Was aber nicht in Ordnung ist, ist die Vorgehensweise von Apple. Ich habe in den letzten Monaten sehr viele Meldungen gesehen, in denen Nutzer über langsamere iPhones berichten. Auch hier im Haus gibt es ein iPhone 6 und auch hier hatten wir den Eindruck, dass das seit iOS 10 nicht mehr so flüssig wie davor läuft.

Gut, Geräte werden älter, es läuft ja immer noch und bekommt Updates. Doch die Vorgehensweise von Apple muss meiner Meinung nach scharf kritisiert werden. Und zwar nicht, weil sie die Idee für so eine Änderung hatten, sondern weil sie es nicht kommuniziert haben. Nochmal: Ich kann die Idee dahinter verstehen.

Apple mit mangelhafter Kommunikation

Doch wenn man sich dazu entscheidet die Leistung von einem zwei Jahre alten iPhone gezielt zu drosseln, nur weil der Akku schwächer wird, dann muss man das dem Nutzer meiner Meinung nach sagen. Es muss eine Benachrichtigung auf dem iPhone auftauchen, die einen in dem Moment darüber informiert, in dem die Leistung des iPhones gedrosselt wird. Es darf nicht verheimlicht werden.

Noch besser wäre ein Eintrag in den Einstellungen, in dem man sieht, bei wie viel Prozent Leistung das iPhone aktuell ist. Dort könnte man zum Beispiel den Hinweis zeigen: „Dein iPhone nutzt aktuell 80 Prozent der vollen Leistung. Der Grund für die reduzierte Leistung ist der schwächere Akku.“ Zack, jeder wüsste Bescheid.

Apple hat aber nichts davon getan. Man hat diese Änderung weder auf der WWDC 2016 kommuniziert, noch gibt es einen Hinweis in iOS. Eine Push-Benachrichtigung wäre aber der einzige richtige Weg. Noch besser: Eine Meldung, bei der der Nutzer entscheiden kann, welche Option er wählt.
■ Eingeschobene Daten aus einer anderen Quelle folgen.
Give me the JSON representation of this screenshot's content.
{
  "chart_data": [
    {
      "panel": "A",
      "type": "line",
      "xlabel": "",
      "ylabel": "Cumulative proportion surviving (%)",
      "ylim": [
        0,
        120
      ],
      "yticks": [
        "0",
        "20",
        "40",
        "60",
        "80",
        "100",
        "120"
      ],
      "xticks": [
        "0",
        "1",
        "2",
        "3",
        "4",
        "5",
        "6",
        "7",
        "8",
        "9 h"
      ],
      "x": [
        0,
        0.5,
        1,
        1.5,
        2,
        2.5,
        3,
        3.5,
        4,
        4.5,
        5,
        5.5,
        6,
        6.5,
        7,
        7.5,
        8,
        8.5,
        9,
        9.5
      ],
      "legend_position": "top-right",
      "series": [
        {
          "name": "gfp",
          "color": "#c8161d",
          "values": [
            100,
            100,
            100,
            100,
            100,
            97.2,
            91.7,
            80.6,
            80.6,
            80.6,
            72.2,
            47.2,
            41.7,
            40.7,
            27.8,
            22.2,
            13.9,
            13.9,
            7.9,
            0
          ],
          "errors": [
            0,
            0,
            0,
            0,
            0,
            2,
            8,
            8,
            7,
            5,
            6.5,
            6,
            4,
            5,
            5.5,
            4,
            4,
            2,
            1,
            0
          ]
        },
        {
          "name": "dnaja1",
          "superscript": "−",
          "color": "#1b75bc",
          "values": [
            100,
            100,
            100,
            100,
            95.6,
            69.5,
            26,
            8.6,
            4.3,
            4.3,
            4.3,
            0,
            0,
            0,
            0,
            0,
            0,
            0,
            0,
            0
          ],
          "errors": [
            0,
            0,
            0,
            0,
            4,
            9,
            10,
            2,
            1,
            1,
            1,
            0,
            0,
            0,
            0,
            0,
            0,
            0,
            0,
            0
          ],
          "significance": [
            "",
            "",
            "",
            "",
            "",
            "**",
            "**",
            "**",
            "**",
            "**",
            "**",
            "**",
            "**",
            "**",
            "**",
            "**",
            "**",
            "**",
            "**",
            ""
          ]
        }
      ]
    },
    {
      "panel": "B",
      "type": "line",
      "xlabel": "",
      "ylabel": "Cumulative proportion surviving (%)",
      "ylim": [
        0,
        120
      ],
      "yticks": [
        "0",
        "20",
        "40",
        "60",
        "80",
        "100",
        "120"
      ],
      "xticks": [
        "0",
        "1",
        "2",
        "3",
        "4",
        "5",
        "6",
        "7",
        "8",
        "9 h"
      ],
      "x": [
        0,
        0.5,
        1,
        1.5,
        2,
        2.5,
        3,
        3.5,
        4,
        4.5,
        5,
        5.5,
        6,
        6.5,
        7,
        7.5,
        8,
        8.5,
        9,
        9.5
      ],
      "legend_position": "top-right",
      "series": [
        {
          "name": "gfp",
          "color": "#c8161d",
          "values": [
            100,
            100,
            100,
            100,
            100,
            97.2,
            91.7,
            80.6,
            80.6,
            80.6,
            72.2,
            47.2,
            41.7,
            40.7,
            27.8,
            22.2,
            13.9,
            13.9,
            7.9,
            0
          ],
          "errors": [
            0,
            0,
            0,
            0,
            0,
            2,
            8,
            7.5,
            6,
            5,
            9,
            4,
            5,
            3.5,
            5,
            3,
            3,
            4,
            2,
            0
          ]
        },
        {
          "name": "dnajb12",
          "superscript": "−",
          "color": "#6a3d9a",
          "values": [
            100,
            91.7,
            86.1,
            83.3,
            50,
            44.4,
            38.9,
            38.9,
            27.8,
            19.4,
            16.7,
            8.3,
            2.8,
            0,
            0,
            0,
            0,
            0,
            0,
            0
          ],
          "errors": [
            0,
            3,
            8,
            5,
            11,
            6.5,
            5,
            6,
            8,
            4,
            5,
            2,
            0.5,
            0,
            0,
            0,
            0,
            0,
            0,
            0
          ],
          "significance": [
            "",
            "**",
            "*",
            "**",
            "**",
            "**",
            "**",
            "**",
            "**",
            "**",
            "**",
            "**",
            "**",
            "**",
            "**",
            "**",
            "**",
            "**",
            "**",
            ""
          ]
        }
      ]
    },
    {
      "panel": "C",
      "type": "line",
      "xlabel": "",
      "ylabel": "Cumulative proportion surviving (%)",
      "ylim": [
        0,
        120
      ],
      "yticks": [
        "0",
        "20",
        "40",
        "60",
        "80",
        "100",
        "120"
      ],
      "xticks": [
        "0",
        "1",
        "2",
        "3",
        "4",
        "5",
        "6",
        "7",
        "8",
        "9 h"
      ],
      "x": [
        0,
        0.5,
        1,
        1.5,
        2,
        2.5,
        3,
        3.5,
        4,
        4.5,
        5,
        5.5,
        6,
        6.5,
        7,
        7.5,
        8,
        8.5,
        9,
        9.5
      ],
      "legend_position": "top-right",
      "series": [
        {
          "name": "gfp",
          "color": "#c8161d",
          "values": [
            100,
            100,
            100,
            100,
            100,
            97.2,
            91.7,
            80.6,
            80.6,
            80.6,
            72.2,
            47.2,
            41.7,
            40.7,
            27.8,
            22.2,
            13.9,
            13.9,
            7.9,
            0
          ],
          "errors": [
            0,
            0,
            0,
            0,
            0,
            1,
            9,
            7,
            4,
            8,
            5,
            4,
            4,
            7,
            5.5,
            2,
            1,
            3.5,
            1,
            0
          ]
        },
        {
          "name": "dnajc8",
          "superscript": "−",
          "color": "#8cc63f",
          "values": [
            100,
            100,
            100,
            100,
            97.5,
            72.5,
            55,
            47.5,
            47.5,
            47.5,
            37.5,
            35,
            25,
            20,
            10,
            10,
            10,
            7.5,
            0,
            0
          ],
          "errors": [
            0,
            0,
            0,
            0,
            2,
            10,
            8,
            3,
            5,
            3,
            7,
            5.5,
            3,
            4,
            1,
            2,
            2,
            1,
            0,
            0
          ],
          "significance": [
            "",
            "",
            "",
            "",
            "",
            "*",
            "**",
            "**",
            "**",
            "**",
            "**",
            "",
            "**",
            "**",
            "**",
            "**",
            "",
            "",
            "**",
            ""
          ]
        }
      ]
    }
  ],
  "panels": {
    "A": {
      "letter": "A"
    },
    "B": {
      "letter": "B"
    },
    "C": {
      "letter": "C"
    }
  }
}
Ich bin mir sicher, dass sich dann viele dafür entscheiden würden, aber dann haben sie immerhin die freie Wahl.

Oder noch besser: Man hätte es auf der WWDC 2016 ankündigen müssen, man benötigt einen Hinweis in den Einstellungen, es müsste eine Meldung geben, wenn die Funktion aktiviert werden soll, der Nutzer müsste die Wahl haben und wirklich optimal wäre dann noch ein faires Tauschprogramm für den Akku.

Und falls man so ein Programm nicht anbieten möchte, dann hätte der Nutzer in dem Moment wenigstens die Wahl und könnte selbst entscheiden, ob er den Akku vielleicht doch nach zwei Jahren bei einem Händler tauschen möchte.

Ich kann verstehen, dass die Nutzer nun negativ über Apple denken. Denn die Kommunikation war Müll. Man hat nach einem Reddit-Kommentar und Blogeintrag bei Geekbench gemerkt, dass die Kritik nun zu laut wird und kam erst dann mit der Stellungnahme an. Nochmal: Ob es nun ein iPhone-Feature ist, das spielt in diesem Beitrag keine Rolle, es geht mir um die mangelhafte Kommunikation.